Gostei do tema... Ousado... Mas muito bem pontuado, humana e amorosamente falando... Reconheci-me em algumas passagens... Parabéns! Não conhecia o poema do Afonso Romano de Santanna, mas indicaria um do Paulo Mendes Campos, "O amor acaba"... Dor maior que a da separação só a da perda de um filho, mas aí já é outro papo!
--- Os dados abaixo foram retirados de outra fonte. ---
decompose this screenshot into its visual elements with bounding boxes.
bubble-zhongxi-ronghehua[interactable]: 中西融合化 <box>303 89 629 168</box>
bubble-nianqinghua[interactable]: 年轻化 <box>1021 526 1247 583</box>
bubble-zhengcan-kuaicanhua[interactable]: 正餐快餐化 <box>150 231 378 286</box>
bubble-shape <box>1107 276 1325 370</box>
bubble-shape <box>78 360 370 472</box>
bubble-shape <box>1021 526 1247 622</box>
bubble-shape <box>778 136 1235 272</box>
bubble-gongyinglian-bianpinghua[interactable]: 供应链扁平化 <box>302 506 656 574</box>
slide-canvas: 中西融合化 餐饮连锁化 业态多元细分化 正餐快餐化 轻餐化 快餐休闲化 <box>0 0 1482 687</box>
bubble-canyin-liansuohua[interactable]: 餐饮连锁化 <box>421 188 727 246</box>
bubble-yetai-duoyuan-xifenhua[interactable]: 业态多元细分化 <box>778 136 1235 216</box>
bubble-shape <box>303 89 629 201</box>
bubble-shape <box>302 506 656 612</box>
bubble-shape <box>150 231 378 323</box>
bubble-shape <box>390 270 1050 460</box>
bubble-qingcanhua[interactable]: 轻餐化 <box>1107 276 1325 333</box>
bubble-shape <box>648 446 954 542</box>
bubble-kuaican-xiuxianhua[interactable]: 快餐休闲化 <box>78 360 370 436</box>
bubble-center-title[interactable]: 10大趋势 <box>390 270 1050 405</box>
Abraço grande e boa sorte nas trilhas do seu lado B.
;-) Mione*

Anônimo disse...

Olá Rose,
Muio sincero o que vc escreve sobre as dores do mundo.Perda,medo de perder ,'solidao ....são questo~es muito antigas e que não temos receita para enfrentá-los.Acho que o caminho mais acolhedor para as pessoas que estão sofrendo é
a busca de ajuda.Quem está de fora da trama/drama pode ajudar,sabia?portanto ,indico a terapia como ajuda para se viver com sabedoria as vezes o que inevitável.Boa sorte .
um abraço,
Marrgarida

Anônimo disse...

QUERIDA ROSE,
JÁ LI ALGUNS DOS SUAS CRÔNICAS E TENHO ACHADO TODAS MUITO BOAS !! MAS NÃO SEI PQ , MAS " RELAÇÕES DURADOURAS E SEPARAÇÕES , QTA DOR ! " ME TOCARAM PROFUNDAMENTE ! ... ACHO Q ATÉ SEI : FALOU FUNDO DA MINHA SEPARAÇÃO DO MEU 1 MARIDO , DA SAUDADE DA FAMÍLIA , AI ... DE TANTAS COISAS BOAS QUE EU NÃO SOUBE TER MATURIDADE E ME DEIXEI LEVAR POR UMA PAIXÃO ( QUE TB FOI MARAVILHOSA , MAS DOLORIDA ) QUE PÔS TUDO ISSO A PERDER ! MAS INFELIZMENTE , A VIDA É FEITA DE ESCOLHAS , BOAS E MÁS , PERDI ! GANHEI /PERDENDO E HJ , ESTOU AQUI GANHANDO NOVAMENTE E, NO CASO ATUAL , JÁ ME ENCAIXO NAS " RELACÇOES DURADOURAS " ! AMEI ! VC ESCREVE MAGNIFICAMENTE BEM E ME PARECE CONHECEDORA DA ALMA HUMANA !
NA SEGUNDA "SEPARAÇÕES ... " APESAR DO TEMPO , AINDA DÓI ! SERÁ QUE DEVERIA !!??